Writing Practice and Meeting up with your MUSE
Writing Leap #55
Hi Writers,
It was like being led into a room of Writer’s Secrets and opening a box marked, “Image Systems.” It was enough to turn this writer’s head around and wonder, “How did I ever think I could get to the soul of my story without digging into my imagination and pulling up just the right images to evoke my story’s world?
In a recent workshop at the Society of Children’s Book Writers and Illustrators Conference in Massachusetts, author and teacher Tim Weed elaborated on the magic of imagery. The kind that takes us beyond surface descriptions to the essence of the story’s world. Writers do this, he says, with specific sensory details that are part of a broader category of images and integral to the story. The images come from the writer’s subconscious and hit the reader’s subconscious as well.
For example: Tim Weed points out the imagery in Phillip Pullman’s The Golden Compass where there are, “…images of the north: icecaps, polar bears, the northern lights.” The north is the larger category of images and the rest are the all-important specifics.

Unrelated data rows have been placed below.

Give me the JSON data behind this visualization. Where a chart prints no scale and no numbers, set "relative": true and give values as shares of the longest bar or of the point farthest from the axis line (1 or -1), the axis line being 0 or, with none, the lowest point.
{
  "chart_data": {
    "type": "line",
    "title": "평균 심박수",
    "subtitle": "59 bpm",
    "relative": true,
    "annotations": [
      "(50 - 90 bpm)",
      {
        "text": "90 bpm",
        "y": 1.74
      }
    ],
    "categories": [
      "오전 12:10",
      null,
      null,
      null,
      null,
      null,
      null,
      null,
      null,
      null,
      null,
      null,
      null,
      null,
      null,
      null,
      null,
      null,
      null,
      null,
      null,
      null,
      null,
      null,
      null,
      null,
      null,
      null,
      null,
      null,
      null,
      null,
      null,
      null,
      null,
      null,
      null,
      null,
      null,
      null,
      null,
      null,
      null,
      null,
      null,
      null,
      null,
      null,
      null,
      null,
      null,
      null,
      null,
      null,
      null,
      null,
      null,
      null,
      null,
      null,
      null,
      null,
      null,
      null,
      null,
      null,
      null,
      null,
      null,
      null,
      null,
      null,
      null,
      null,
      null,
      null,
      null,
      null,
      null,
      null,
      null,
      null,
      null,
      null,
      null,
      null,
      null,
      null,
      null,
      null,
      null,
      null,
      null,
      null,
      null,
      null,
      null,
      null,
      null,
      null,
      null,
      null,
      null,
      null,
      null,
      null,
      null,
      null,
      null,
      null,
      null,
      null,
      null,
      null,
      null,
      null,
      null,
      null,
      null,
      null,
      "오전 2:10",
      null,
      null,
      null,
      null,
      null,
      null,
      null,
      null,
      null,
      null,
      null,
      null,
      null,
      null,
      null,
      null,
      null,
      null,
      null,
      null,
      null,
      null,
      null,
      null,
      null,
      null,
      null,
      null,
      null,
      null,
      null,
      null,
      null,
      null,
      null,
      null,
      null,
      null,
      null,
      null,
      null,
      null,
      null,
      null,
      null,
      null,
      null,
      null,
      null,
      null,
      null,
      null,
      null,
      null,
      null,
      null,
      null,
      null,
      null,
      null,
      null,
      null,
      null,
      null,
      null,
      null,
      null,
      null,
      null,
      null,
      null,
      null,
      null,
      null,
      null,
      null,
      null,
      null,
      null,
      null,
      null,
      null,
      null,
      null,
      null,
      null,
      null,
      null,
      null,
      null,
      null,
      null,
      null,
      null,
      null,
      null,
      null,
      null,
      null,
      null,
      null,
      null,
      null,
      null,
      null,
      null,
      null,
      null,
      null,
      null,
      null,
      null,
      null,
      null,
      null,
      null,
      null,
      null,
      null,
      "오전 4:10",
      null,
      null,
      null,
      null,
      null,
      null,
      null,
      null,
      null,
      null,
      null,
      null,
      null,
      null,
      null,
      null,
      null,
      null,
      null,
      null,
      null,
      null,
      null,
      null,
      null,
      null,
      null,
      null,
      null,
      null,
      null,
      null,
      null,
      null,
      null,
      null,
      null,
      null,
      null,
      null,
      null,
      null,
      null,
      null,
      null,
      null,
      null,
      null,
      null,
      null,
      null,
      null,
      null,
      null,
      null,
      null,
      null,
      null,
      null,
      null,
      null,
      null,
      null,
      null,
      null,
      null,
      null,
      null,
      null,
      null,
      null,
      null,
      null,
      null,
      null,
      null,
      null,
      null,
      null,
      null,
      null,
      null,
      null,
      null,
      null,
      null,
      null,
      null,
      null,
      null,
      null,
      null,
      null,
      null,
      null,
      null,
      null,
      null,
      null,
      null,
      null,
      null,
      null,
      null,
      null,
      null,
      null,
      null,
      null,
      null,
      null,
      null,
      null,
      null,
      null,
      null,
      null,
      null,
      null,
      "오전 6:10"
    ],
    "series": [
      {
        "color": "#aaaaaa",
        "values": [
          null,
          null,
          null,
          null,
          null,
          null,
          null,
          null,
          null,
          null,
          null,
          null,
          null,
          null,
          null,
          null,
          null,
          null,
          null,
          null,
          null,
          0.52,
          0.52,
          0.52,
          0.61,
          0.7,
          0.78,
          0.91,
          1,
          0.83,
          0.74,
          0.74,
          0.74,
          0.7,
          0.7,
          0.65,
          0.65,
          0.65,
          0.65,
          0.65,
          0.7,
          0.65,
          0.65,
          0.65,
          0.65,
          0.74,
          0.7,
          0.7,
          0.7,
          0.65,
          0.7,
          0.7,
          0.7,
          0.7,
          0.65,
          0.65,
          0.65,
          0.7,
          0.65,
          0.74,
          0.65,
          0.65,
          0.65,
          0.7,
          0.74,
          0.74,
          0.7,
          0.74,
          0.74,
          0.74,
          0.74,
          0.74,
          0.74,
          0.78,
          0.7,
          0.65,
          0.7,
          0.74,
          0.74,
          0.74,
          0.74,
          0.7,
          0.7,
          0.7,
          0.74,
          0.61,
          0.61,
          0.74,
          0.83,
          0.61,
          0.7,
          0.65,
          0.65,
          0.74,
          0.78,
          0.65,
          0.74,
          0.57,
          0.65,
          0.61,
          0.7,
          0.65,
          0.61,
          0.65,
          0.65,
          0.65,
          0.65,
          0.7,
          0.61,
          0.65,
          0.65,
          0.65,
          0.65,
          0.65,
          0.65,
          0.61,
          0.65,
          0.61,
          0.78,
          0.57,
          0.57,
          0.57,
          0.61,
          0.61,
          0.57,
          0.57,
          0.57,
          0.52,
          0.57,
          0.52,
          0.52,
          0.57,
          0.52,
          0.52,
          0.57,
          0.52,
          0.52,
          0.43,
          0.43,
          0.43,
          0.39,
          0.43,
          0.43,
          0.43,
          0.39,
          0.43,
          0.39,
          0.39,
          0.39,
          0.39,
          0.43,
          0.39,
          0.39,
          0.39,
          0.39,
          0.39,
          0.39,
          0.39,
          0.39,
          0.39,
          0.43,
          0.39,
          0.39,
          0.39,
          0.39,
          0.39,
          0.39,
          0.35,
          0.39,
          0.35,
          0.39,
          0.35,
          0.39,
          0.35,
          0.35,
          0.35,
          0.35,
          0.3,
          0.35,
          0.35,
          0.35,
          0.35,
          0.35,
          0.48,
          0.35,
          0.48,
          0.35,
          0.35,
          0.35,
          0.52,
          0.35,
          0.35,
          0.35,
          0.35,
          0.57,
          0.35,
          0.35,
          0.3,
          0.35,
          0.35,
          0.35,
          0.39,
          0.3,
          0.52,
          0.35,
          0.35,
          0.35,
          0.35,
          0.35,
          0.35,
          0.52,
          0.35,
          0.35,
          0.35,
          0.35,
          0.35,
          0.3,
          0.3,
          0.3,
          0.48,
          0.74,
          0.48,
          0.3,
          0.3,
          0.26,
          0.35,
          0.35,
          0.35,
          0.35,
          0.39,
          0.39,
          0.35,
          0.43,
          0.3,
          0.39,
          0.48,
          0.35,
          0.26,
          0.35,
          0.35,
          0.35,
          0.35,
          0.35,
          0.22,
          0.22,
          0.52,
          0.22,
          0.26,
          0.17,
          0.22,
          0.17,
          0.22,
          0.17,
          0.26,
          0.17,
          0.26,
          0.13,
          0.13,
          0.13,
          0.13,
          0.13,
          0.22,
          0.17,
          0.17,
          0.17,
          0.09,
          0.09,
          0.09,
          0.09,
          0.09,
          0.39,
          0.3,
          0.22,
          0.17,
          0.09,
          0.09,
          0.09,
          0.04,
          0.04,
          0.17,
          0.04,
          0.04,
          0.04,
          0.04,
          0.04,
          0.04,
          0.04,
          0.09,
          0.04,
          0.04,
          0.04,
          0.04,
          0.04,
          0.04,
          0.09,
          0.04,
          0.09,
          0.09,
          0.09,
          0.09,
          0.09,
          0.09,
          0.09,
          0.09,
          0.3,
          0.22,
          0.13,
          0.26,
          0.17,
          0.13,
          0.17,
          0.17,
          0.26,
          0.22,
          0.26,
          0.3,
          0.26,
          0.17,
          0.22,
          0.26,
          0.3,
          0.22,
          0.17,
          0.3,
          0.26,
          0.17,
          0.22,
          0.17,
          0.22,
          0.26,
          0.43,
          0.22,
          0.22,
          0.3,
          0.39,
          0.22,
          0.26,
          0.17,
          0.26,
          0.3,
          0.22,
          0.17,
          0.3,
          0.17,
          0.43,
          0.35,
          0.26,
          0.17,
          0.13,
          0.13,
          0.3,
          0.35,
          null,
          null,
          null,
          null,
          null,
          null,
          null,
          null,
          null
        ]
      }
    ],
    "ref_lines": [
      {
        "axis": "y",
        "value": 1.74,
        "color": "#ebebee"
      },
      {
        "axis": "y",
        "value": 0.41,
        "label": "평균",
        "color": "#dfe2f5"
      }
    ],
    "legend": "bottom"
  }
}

See Tim Weed’s essays: http-//weedlit.blogspot.#4689A5
timweed.net/.webloc
Have you ever considered your imagery, writers? I think it’s a game-changer and can take your writing from really good to beyond good. Thank you so much, Tim Weed. Imagery may be a writing secret to some but it’s an exciting gift to me.

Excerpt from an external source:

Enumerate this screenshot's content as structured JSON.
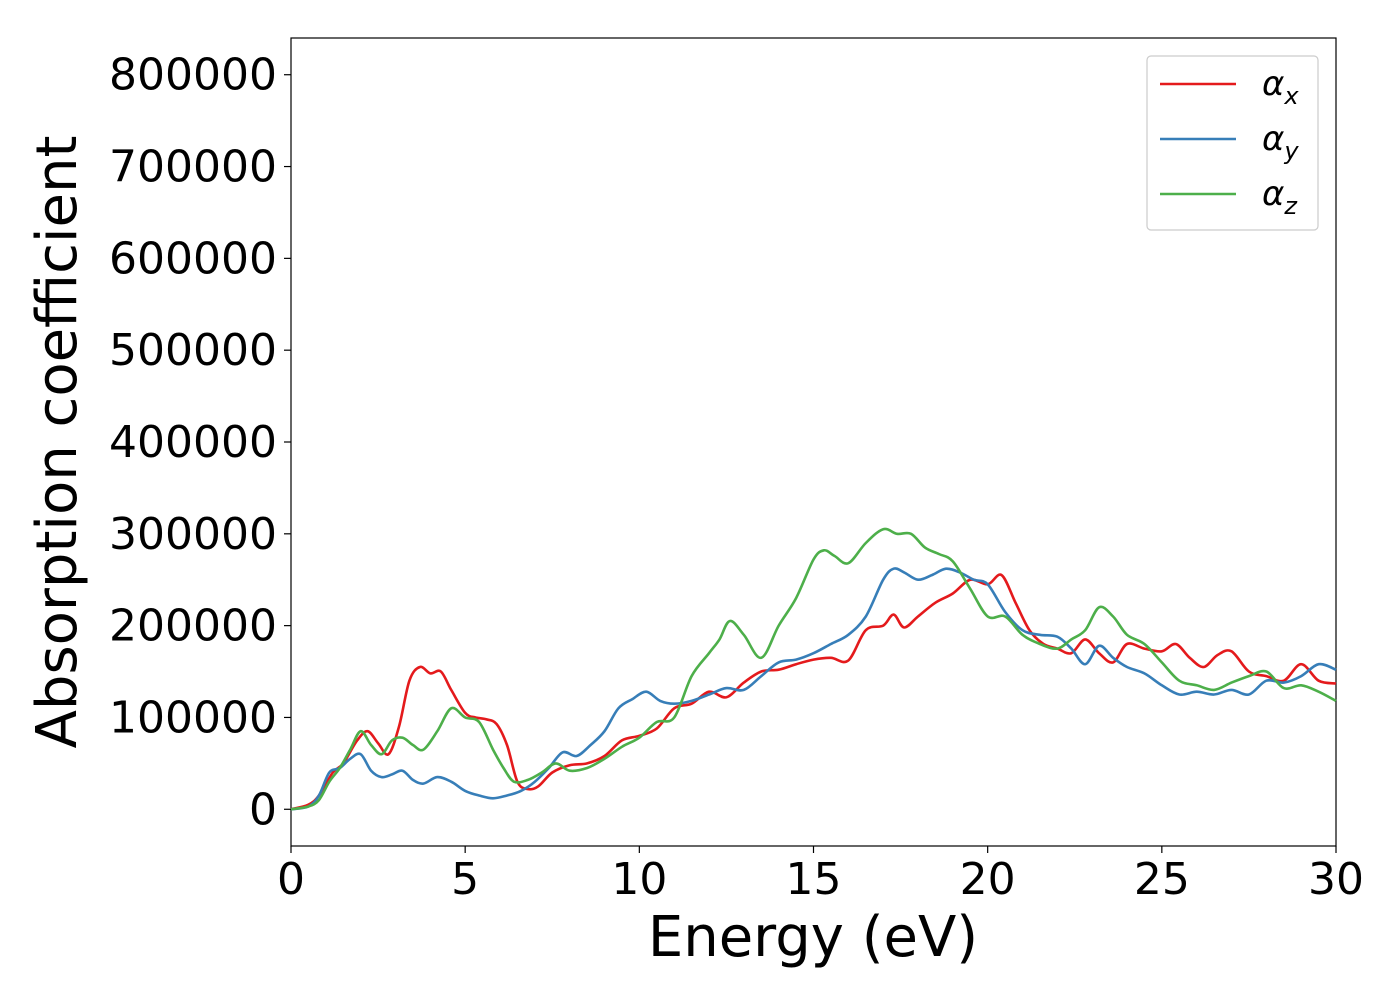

Here is my attempt. Not easy to try and make it right! But along with everything else writers think about I have found it thrilling to switch gears and put my focus where I dream. Perhaps we have all done this already. For me it has never been focused in quite this way. The passage is from my children’s middle-grade novel in progress. Maggie is nine years old.

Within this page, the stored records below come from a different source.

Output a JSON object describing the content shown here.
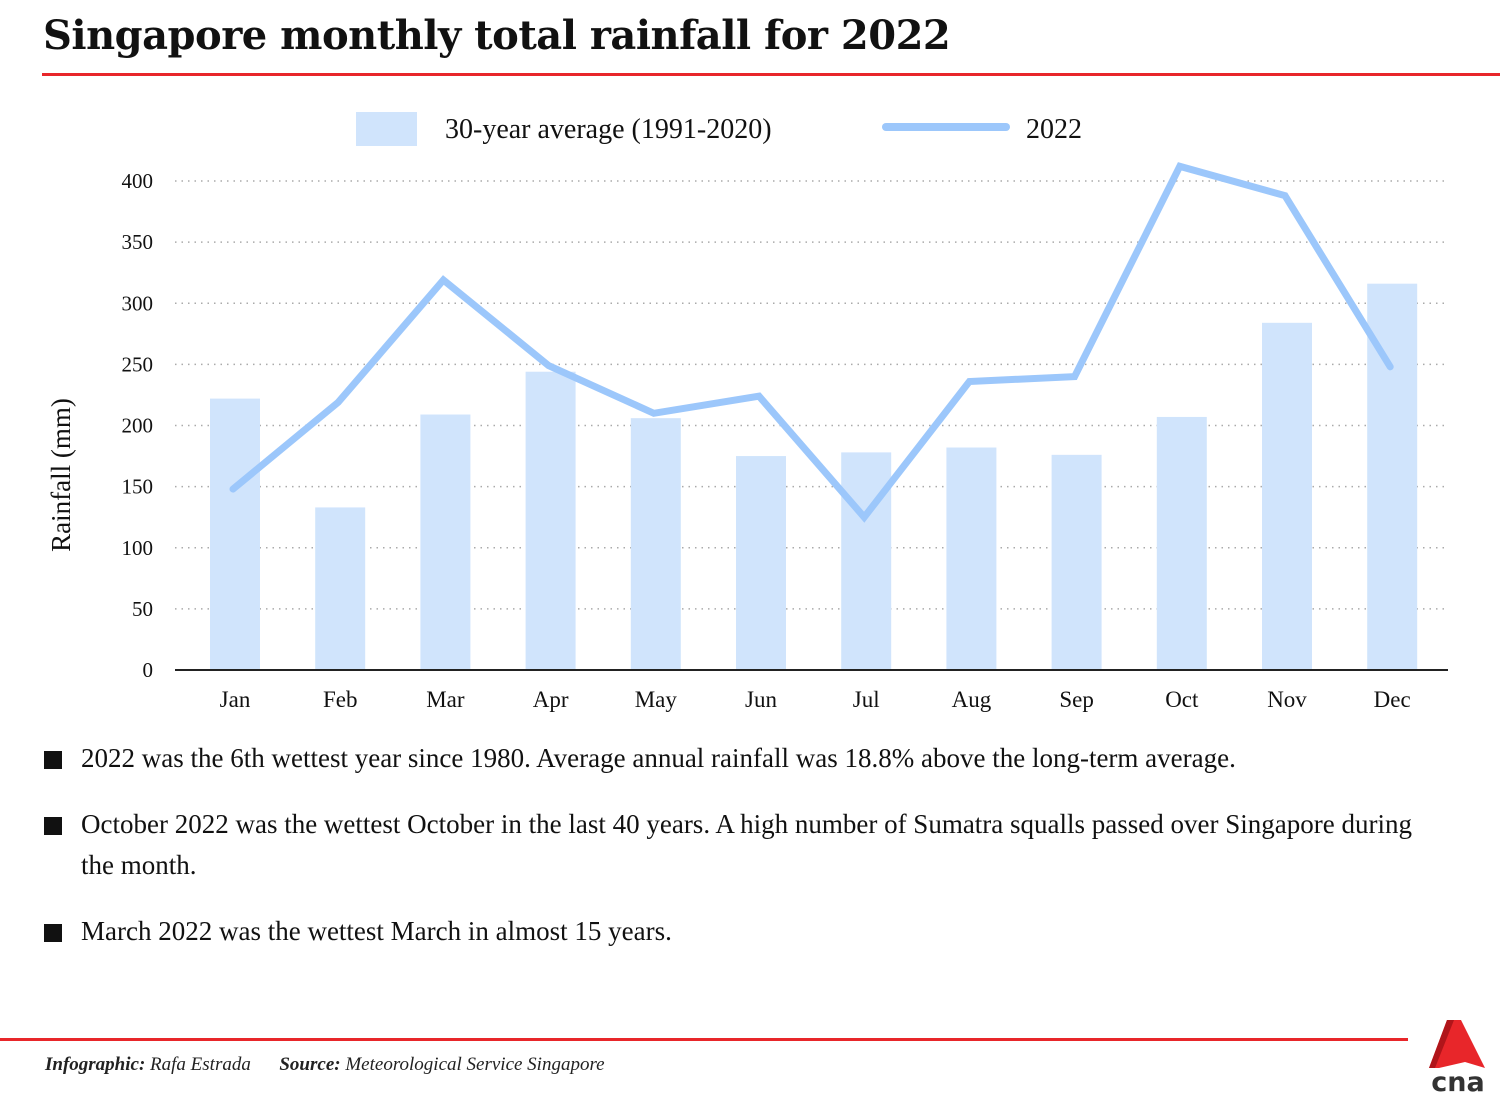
{
  "title": "Singapore monthly total rainfall for 2022",
  "chart_data": {
    "type": "bar+line",
    "ylabel": "Rainfall (mm)",
    "xlabel": "",
    "ylim": [
      0,
      400
    ],
    "yticks": [
      0,
      50,
      100,
      150,
      200,
      250,
      300,
      350,
      400
    ],
    "grid": "horizontal dotted",
    "legend_position": "top-center",
    "categories": [
      "Jan",
      "Feb",
      "Mar",
      "Apr",
      "May",
      "Jun",
      "Jul",
      "Aug",
      "Sep",
      "Oct",
      "Nov",
      "Dec"
    ],
    "series": [
      {
        "name": "30-year average (1991-2020)",
        "type": "bar",
        "color": "#d0e4fc",
        "values": [
          222,
          133,
          209,
          244,
          206,
          175,
          178,
          182,
          176,
          207,
          284,
          316
        ]
      },
      {
        "name": "2022",
        "type": "line",
        "color": "#9cc7fb",
        "values": [
          148,
          219,
          319,
          249,
          210,
          224,
          125,
          236,
          240,
          412,
          388,
          248
        ]
      }
    ]
  },
  "bullets": [
    "2022 was the 6th wettest year since 1980. Average annual rainfall was 18.8% above the long-term average.",
    "October 2022 was the wettest October in the last 40 years. A high number of Sumatra squalls passed over Singapore during the month.",
    "March 2022 was the wettest March in almost 15 years."
  ],
  "footer": {
    "credit_label": "Infographic:",
    "credit": "Rafa Estrada",
    "source_label": "Source:",
    "source": "Meteorological Service Singapore"
  },
  "logo": {
    "text": "cna",
    "color": "#e8262a"
  }
}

Maggie’s ocean cove was empty and the surf sounded sleepy, like a lullaby. She sniffed the salty air. It smelled different, more like honey and lemon peel. Uh oh, Grammy Apple’s scent. Grammy Apple and her witchy magic? She closed her eyes and felt herself floating in a wide-awake dream. Suddenly little white clamshells, lots of them, and inky blue mussel shells sketched themselves into a fancy flower pattern on the wet sand. Maggie stared at the shells arranged like petals with strings of seaweed for stems. Draw, draw the shells my darling grandchild. The words slid right down the dunes into Maggie’s ears. You will be accepted into the Nantucket Art Fair.
Imagery, the kind Tim Weed is talking about, is a challenge! But go ahead, writers! Editing is what we do over and over, until our gut tells us, “Yes! I’ve got it!” Isn’t it worth it? You know there is no better feeling in the universe, right?
LINKING THE ARTS
For evocative imagery in the very first paragraph, Tim Weed’s book, Will Poole’s Island
With the images of the visual artist, the cover of Will Poole’s Island evokes a gray, moody ocean with a lone boat that looks very small on the dark horizon. We get a strong feeling of the book.
Word of the Moment: Imagery, as in writerly imaginings.